The current aging research establishment is far too conservative regarding the near future potential of fully funded longevity research, and their conservatism is damaging the prospects for this funding. The human body is merely a very complex machine and aging is just another medical condition. Aging can - and should - be addressed just like any other chronic, progressive, fatal medical condition. New technologies and knowledge mean that high levels of funding for directed anti-aging research will produce radical gains in healthy life span quickly enough to benefit those of us reading this today.

Over the mid to long term, greater adoption of this meme and related ideas will mean greater research funding and greater pressure for progress and legitimacy in longevity research. You can see Ray Kurzweil hard at work propagating his version of this meme in recent media appearances.

Scientists believe that in the future people will be living for ever - because they will find the key to eternal life.

They believe death is merely an engineering problem to be solved and are developing an organisation called the Institute of Biomedical Gerontology to find that key.

Futurologist Ray Kurzweil, who predicted the internet would rise to global dominance when it was still an obscure government communications network in the 1980s, says immortality is on the horizon.

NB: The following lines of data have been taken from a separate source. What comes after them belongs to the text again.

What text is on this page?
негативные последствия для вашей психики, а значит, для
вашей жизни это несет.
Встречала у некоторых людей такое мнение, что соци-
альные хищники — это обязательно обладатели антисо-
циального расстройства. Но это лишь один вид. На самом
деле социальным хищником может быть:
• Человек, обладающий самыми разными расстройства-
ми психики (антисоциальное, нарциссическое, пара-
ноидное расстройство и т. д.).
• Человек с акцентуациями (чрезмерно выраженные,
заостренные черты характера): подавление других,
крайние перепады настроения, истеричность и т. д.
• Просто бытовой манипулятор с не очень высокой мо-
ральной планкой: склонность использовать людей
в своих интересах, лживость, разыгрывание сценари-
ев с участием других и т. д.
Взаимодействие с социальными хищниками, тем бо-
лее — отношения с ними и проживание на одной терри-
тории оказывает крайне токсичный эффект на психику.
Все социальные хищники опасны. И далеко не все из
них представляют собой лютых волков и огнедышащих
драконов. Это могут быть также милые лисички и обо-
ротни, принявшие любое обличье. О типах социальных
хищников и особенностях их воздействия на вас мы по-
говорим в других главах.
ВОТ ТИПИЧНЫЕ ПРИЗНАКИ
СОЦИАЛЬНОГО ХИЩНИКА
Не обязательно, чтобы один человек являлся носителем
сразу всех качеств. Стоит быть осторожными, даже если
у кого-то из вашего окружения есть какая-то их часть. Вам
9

To date gerontology has largely been a cautious and conservative field dedicated to understanding the biology of ageing. But the new immortalist movement takes a wholly different perspective.

...

His optimism is based largely on biotechnology showing the kind of exponential progress that created the information technology revolution, New Scientist reports.

...

"We're 20 years away from the golden era of nanotechnology," says Dr Kurzweil. "I didn't just start making predictions yesterday."

Most mainstream gerontologists, however, are circumspect. "Research on the biology and genetics of ageing is currently at a similar state to cancer research 20 years ago," says Dr Howard Jacobs, a geneticist at the University of Tampere, Finland.